Les Verts ont raison: il ne fait aucun doute que les droits de l’homme n’ont jamais joué un rôle central dans la politique étrangère des droits de l’homme et des intérêts.

Il est déplorable que les droits de l’homme n’aient jamais joué un rôle décisif aux États – Unis, en Russie et en Chine-mais aussi de plus en plus dans la politique étrangère européenne. La collecte des victimes civiles est effectuée par les États-Unis ainsi que par la Russie. Les services de renseignement de tous les pays n’hésitent pas à commettre des assassinats politiques, des assassinats et des actes de torture.

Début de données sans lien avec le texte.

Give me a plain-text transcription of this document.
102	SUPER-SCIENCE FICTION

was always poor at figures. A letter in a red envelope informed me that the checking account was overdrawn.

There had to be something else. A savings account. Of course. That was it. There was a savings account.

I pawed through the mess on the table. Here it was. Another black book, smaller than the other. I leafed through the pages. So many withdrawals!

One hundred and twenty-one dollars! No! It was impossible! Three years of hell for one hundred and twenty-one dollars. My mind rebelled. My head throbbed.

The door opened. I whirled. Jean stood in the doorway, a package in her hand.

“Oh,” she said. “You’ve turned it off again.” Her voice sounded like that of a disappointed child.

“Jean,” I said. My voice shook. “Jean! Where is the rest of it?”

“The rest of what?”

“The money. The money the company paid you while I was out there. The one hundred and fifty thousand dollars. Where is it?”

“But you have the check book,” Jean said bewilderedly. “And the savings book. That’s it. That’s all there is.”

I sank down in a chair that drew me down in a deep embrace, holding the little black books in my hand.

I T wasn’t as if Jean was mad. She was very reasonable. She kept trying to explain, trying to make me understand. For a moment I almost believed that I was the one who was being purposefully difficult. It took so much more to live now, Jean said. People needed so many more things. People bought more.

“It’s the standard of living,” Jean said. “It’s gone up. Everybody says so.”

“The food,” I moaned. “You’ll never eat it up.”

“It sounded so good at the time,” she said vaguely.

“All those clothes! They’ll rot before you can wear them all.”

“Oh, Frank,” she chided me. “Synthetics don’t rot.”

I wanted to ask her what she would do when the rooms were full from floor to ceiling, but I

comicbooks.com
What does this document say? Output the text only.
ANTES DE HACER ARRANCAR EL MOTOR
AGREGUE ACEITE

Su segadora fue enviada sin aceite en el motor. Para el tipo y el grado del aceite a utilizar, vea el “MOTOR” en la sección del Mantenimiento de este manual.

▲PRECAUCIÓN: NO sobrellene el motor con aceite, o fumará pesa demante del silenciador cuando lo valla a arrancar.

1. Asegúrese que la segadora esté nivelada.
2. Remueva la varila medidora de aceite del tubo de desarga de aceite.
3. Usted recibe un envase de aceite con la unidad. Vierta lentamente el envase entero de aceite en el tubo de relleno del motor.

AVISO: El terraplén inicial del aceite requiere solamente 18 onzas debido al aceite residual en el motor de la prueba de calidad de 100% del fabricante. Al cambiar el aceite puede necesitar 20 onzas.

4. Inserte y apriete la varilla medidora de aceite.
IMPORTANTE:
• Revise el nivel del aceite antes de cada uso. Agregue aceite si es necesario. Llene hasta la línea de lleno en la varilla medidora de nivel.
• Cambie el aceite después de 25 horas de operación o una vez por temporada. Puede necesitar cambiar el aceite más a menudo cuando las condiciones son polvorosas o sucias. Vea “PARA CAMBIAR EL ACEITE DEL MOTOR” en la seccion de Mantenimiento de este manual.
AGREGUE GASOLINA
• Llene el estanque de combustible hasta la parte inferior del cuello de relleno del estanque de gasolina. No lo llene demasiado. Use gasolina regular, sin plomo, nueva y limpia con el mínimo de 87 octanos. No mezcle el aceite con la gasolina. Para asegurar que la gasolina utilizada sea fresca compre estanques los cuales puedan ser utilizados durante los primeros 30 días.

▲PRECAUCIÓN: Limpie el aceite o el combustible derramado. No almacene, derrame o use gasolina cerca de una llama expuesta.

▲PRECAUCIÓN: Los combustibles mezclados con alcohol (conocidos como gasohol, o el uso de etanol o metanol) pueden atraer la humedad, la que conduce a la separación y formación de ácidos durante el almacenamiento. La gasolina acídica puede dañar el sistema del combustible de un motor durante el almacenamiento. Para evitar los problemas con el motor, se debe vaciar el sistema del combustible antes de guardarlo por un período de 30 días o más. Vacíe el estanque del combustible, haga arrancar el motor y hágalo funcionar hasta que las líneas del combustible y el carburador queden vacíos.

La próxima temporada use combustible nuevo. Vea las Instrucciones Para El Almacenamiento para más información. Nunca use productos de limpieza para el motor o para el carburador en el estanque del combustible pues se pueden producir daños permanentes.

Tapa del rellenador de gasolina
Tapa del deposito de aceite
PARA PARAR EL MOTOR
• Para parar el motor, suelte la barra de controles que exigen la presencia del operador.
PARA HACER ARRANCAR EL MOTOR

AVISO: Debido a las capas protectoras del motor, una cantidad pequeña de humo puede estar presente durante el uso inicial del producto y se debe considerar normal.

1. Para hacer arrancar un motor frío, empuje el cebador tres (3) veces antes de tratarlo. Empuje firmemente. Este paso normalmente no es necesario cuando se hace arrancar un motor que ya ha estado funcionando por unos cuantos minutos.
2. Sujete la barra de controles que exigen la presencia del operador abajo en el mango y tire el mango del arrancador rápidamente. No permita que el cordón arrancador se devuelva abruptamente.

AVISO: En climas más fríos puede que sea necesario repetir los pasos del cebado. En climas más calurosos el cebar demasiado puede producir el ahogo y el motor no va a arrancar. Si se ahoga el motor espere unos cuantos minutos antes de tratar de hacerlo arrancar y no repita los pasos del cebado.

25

Mais maintenant, agir en tant qu’avocat des droits de l’homme, en particulier envers la Russie, témoigne du fait que le dicton de politique étrangère de Joschka Fischer n’a pas été surmonté à ce jour, qui à l’époque légitimait déjà la guerre serbe – et nous nous souvenons que L’entrée de L’Allemagne dans la guerre était le premier effort de guerre de L’Allemagne après la Seconde Guerre mondiale, en plus d’être en violation du droit international parce qu’il a fait défection à l’ONU – avec des raisons de droits de l’homme. De même, l’implication de la politique étrangère vert-rouge dans la guerre en Afghanistan et le discours de guerre mondiale “guerre contre le terrorisme” – que les États-Unis ont lancé il y a exactement vingt ans. Fischer avait déjà donné son accord pour l’attaque du lendemain par les États-Unis sur L’Afghanistan et signalait la participation allemande. Joschka Fischer a légitimé ses remarques à l’époque avec la phrase, entre autres choses, que l’on ne pouvait pas aussi bloquer l’autre joue quand l’autre frappe. À quel point ce politicien a mal compris l’amour de L’émancipation jésuite et combien lui et ses collègues membres du parti ont succombé à un accès “limité” soi-disant responsable aux solutions militaires et militaires est évident aujourd’hui. Surtout compte tenu de la menace de mort nucléaire, de la spirale autodestructrice de l’armement et de la menace pour la vie humaine causée par la destruction de l’environnement et le biocide, une approche différente de la réalité, qui correspond aux intuitions les plus profondes des religions et des penseurs, serait nécessaire – la parabole de “l’autre joue” est fondamentalement sans alternative. À tous ceux qui s’enflamment avec la “pression militaire”, disons encore une fois: après une guerre nucléaire avec la Russie, il n’y aura pas de deuxième monde pour l’humanité. Et: sans la Chine, il n’y aura pas de fin au biocide et à l’auto-extinction imminente de l’humanité via le biocide et la catastrophe climatique. Cela n’aidera pas le Parti Vert Le plus épris de droits de l’homme et avide d’intervention en matière de droits de l’homme s’il dit sur sa tombe: “il avait raison.”

Quo Vadis, Les Verts? Le chemin vers les charnières du pouvoir vaut-il le sacrifice de toutes les raisons de paix et de politique étrangère? Et s’il vous plait ne réagissez pas avec un non indigné, rapide et proche.